As the RUF advanced on the capital, Freetown, British military garrison stationed in Sierra Leone were evacuated, leaving the city to be occupied by the rebel faction. Although they were attacking at night, where the air crew had no equipment that would provide night-vision, Ellis issued a plan to fly out and meet them in an effort to drive them off. None of Ellis' crew agreed to the mission, however, prompting him to pilot his gunship in a combat mission against the RUF alone. Although Ellis was able to successfully drive off the RUF forces attacking Freetown on two successive occasions, his gunship suffered a mechanical failure and he was unable to continue flying, allowing the rebels to seize the city.

Ellis and his crew continued to operate against the RUF, although due to the loss of the capital the government were unable to pay them. Anecdotally, when their ammo supplies were expended, Ellis would fly his gunship low to the ground in order to intimidate the RUF and cause their armed trucks to overturn due to the downdraft. Such was the impact on their morale that the RUF sent numerous death threats to Ellis and placed a price on his head, to which he and his crew responded by dropping thousands of leaflets with a picture of their Mi-24 and the words "RUF: this time we've dropped leaflets. Next time it will be a half-inch Gatling gun machine gun, or 57mm rockets, or 23mm guns, or 30mm grenades, or ALL OF THEM!"

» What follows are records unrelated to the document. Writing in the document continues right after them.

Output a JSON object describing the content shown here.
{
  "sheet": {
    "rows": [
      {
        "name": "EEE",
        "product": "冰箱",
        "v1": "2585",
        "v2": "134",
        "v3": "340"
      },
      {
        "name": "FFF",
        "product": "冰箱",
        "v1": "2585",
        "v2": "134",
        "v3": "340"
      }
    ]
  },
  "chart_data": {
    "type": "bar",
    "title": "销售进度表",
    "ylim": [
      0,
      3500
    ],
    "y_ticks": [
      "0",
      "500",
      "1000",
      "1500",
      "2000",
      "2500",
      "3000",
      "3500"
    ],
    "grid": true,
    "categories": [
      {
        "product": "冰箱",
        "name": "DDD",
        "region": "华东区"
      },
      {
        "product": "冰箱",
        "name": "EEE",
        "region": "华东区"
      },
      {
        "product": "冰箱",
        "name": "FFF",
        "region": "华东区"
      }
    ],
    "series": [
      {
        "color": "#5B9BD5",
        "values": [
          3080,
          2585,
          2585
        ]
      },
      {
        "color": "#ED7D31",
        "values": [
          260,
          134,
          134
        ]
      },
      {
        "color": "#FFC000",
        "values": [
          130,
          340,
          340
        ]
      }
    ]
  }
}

These efforts would eventually draw the attention of British military command once more, who upon their decision to return to Sierra Leone agreed to provide his crew with support and work in conjunction with him in their operations. In September 2000, Ellis flew his helicopter in support of Operation Barras, a rescue mission of several soldiers from the Royal Irish Regiment who had been captured by the West Side Boys and would provide air support to the Special Air Service in military operations.

Ellis and his crew would stay in Sierra Leone until the defeat of the RUF in 2002 - he later went on to operate in Afghanistan and Iraq in support of Coalition forces.

After that, Ellis seems to have vanished from the public view, other than rumours of him flying off to battle the Islamic State.